Another X user, Mckay Wrigley, fed an entire biology textbook into Gemini 1.5 Pro, which consisted of 491,002 tokens. He asked it three extremely specific questions, and it provided each answer 100% correctly.
“Gemini 1.5 Pro is still underhyped. I uploaded an entire codebase directly from GitHub, and all of the issues, including Vercel AI SDK. Not only was it able to understand the codebase, but it also identified the most urgent issue and implemented a fix. This changes everything,” wrote Sully Omar, co-founder and chief at Cognosys.
The three examples above prove that Gemini 1.5, with its extensive context window, successfully retrieves crucial information within the document. However, this doesn’t portray the limitation of RAG.
Comparing Apples and Oranges
Many are still confused about the distinction between RAG and the context window. The context window limits the model to information within a given text span, while RAG extends the model’s capabilities to external sources, vastly widening the scope of accessible information.
Taking notice of the hype on the internet, Oriol Vinyals, VP of Research and Deep Learning team lead at Google DeepMind, voiced his opinion, saying, “RAG (retrieval-augmented generation) isn’t done for, even though we can handle 1M or more tokens in context now. In fact, RAG has some nice properties that can enhance (and be enhanced by) long context.”
“RAG allows you to find relevant information, but the way the model accesses it may be too restrictive due to compression. Long context may help bridge that gap, similar to how L1/L2 cache & main memory work together in modern CPUs,” he added.

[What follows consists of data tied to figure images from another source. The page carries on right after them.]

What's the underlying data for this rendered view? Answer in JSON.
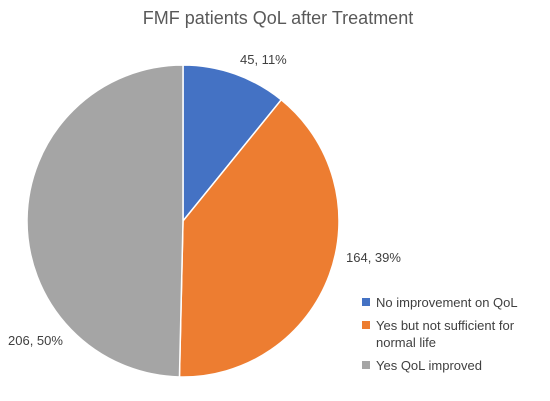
{
  "chart_data": {
    "type": "pie",
    "title": "FMF patients QoL after Treatment",
    "legend_position": "bottom-right",
    "slices": [
      {
        "name": "No improvement on QoL",
        "value": 45,
        "percent": "11%",
        "label": "45, 11%",
        "color": "#4472C4"
      },
      {
        "name": "Yes but not sufficient for normal life",
        "value": 164,
        "percent": "39%",
        "label": "164, 39%",
        "color": "#ED7D31"
      },
      {
        "name": "Yes QoL improved",
        "value": 206,
        "percent": "50%",
        "label": "206, 50%",
        "color": "#A5A5A5"
      }
    ]
  }
}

A larger context window allows LLMs to consider more text and thus generates more accurate and coherent responses, particularly for complex and long sentences. However this doesn’t mean that the model won’t hallucinate.
According to a paper titled ‘Lost in the Middle: How Language Models Use Long Contexts,’ published by researchers from Stanford University, UC Berkeley, and Samaya AI, LLMs exhibit high information retrieval accuracy at the document’s start and end. However, this accuracy declines in the middle, especially with increased input processing.
RAG Survives the Day
“The worst take that I have seen these past few days is that long context models like Gemini 1.5 will replace RAG,” wrote Elvis Saravia, co-founder at DAIR.AI explaining that long-context LLMs work great with static information (books, video recordings, PDFs, etc.) but they are yet to be battle-tested on highly evolving information and knowledge.
He further added that to tackle these types of problems, one could potentially combine RAG and long-context LLMs to build a robust system that effectively and efficiently retrieves and performs large-scale analysis of key historical information.
“We will make progress towards addressing some of the challenges like “lost in the middle” and handling more complex structured and dynamic data but we still have a long way to go,” he said. Saravia added that different families of LLMs will help solve different types of problems. “We need to move on from this idea that there will be one LLM that will rule all.”
Without a doubt, Gemini 1.5 outperforms Claude 2.1 and GPT-4 Turbo as it can assimilate entire code bases, process over 100 papers, and various documents, but it surely hasn’t killed RAG.